The government's case against Joyce's book made two distinct objections. First was the use of four-letter words not mentionable in polite company. Ernst set out to prove that standards of obscenity change, and that by the standards of 1933, Joyce's choice of words did not make the work obscene. To help make his point, Ernst traced the etymologies of a number of four-letter words. Of one particularly abhorrent word, he said, "Your Honor, it's got more honesty than phrases that modern authors use to connote the same experience."

"For example, Mr. Ernst?"

"Oh—"they slept together.' It means the same thing."

"That isn't usually even the truth," said Judge Woolsey.

At that moment, Ernst later remarked, he knew "the case was half won."

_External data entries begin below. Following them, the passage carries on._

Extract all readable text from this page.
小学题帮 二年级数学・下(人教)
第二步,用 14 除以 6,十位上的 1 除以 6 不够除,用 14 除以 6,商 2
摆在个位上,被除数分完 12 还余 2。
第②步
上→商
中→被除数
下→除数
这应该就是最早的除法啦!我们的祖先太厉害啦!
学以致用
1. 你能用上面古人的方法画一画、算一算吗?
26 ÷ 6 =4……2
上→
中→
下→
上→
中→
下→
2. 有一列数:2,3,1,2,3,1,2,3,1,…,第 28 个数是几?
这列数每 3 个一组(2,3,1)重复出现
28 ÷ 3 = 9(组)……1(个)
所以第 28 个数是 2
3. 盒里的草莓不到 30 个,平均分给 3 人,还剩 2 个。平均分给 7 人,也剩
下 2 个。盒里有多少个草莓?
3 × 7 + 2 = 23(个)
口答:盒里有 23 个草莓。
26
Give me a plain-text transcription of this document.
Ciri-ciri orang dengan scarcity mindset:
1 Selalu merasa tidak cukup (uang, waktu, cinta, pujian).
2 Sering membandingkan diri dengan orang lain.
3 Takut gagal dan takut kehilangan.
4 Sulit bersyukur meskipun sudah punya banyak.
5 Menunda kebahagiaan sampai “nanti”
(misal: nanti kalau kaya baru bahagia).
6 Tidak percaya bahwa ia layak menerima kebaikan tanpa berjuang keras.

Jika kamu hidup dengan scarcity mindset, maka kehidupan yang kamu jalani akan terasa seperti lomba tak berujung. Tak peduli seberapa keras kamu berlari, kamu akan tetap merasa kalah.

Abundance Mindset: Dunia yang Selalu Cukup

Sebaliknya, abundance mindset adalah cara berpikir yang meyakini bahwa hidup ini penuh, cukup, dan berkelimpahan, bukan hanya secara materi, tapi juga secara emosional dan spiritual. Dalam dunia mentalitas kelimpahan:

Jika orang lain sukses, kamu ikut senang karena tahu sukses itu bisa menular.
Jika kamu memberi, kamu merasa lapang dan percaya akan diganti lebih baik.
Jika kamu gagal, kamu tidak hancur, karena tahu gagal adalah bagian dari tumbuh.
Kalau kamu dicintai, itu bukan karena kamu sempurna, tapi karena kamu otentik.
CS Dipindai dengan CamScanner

The second objection was to the frankness of the unconscious stream of thought that Joyce portrayed in such characters as Molly Bloom. This was (as Ernst later put it) Joyce's "dramatic incisive attempt to record those thoughts and desires which all mortals carry within themselves."

The judge asked Ernst if he had read through Joyce's entire book. "Yes, Judge," he replied. "I tried to read it in 1923 but could not get far into it. Last summer, I had to read it in preparation for this trial. And while lecturing in the Unitarian Church in Nantucket on the bank holiday.…"

"What has that to do with my question—have you read it?"

"While talking in that church I recalled after my lecture was finished that while I was thinking only about the banks and the banking laws I was in fact, at that same time, musing about the clock at the back of the church, the old woman in the front row, the tall shutters at the sides. Just as now, Judge, I have thought I was involved only in the defense of the book—I must admit at the same time I was thinking of the gold ring around your tie, the picture of George Washington behind your bench and the fact that your black judicial robe is slipping off your shoulders. This double stream of the mind is the contribution of Ulysses."

The judge rapped on the bench. "Now for the first time I appreciate the significance of this book. I have listened to you as intently as I know how. I am disturbed by the dream scenes at the end of the book, and still I must confess, that while listening to you I have been thinking at the same time about the Hepplewhite furniture behind you."

"Judge," said Ernst, "that's the book."